# W.G.T. Shedd on the Broadness of the Westminster Confession of Faith



## Jake (Jan 19, 2020)

W.G.T. Shedd, Calvinism: Pure and Mixed - A Defence of the Westminster Standards (1893). The quote below is a reason against revising the Westminster Confession of Faith. I have added line breaks to ease reading: 

Revision is inexpedient, because the Westminster Confession, as it now reads, is a sufficiently broad and liberal creed. We do not say that it is sufficiently broad and liberal for every man and every denomination ; but it is as broad and liberal for a Calvinist as any Calvinist should desire. For whoever professes Calvinism, professes a precise form of doctrine. He expects to keep with indefinite metes and bounds ; he is not one of those religionists who start from no premises, and come to no conclusions, and hold no tenets. The Presbyterian Church is a Calvinistic Church. 

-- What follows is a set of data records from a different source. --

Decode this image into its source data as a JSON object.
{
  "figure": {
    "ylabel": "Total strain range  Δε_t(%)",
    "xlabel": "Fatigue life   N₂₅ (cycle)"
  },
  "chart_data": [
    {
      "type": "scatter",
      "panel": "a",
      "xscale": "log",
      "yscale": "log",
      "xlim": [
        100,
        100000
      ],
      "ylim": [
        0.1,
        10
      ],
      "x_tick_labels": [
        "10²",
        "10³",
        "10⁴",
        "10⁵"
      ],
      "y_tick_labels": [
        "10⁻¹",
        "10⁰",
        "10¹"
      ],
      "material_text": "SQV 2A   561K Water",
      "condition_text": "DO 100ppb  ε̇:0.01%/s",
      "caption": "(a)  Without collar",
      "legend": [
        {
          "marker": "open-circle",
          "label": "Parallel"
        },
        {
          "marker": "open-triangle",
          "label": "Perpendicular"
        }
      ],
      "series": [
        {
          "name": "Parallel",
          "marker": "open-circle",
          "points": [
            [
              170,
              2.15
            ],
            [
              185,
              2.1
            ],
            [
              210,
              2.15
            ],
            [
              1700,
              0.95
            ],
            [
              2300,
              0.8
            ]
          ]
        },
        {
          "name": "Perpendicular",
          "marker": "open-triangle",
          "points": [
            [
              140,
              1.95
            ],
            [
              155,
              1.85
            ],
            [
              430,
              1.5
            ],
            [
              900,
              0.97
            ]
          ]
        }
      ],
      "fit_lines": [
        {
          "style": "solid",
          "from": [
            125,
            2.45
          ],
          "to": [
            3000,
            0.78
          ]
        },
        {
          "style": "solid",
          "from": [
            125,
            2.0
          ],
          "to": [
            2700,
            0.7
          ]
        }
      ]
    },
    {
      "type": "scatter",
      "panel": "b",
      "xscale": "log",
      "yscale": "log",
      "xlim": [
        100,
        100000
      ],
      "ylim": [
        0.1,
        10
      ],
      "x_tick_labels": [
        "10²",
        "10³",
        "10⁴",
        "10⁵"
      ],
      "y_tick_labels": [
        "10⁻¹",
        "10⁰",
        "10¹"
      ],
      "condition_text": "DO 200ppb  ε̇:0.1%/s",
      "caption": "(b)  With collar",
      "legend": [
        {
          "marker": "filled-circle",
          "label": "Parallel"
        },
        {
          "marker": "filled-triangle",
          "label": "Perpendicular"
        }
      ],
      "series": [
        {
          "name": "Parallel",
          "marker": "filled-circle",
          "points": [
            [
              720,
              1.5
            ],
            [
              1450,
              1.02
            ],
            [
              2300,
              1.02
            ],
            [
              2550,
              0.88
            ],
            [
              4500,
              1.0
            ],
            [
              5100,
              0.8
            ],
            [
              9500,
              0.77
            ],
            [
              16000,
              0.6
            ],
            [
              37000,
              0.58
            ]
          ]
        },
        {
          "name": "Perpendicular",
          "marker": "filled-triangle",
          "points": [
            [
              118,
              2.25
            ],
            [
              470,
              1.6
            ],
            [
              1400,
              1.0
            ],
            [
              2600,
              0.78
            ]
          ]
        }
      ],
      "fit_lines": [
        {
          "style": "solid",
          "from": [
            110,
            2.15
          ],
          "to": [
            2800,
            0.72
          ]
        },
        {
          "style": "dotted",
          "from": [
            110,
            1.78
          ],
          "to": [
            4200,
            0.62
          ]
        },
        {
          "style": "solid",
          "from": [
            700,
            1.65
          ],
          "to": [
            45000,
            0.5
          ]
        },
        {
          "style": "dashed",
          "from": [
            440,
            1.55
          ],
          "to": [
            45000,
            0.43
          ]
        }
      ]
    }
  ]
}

It will be the beginning of its decline, as it already has been of some Calvinistic denominations, when it begins to swerve from this dogmatic position. It must therefore be distinguished among the Churches for doctrinal consistency, comprehensiveness, and firmness. But inside of the metes and bounds established by divine revelation, and to which it has voluntarily confined itself, it has a liberty that is as large as the kingdom of God. It cannot get outside of that kingdom, and should not desire to. 

But within it, it is as free to career as a ship in the ocean, as an eagle in the air. Yet the ship cannot sail beyond the ocean, nor the eagle fly beyond the sky. Liberty within the immeasurable bounds and limits of God's truth is the only true liberty. All else is license. The Westminster Confession, exactly as it now reads, has been the creed of as free and enlarged intellects as ever lived on earth. 

The substance of it was the strong and fertile root of the two freest movements in modern history: that of the Protestant Reformation and that of Republican Government. No Presbyterian should complain that the creed of his Church is narrow and stifling.​

Reactions: Like 2


----------



## Henry Hall (Jan 25, 2020)

This highlights the spurious nature of “Reformed Baptist.”


----------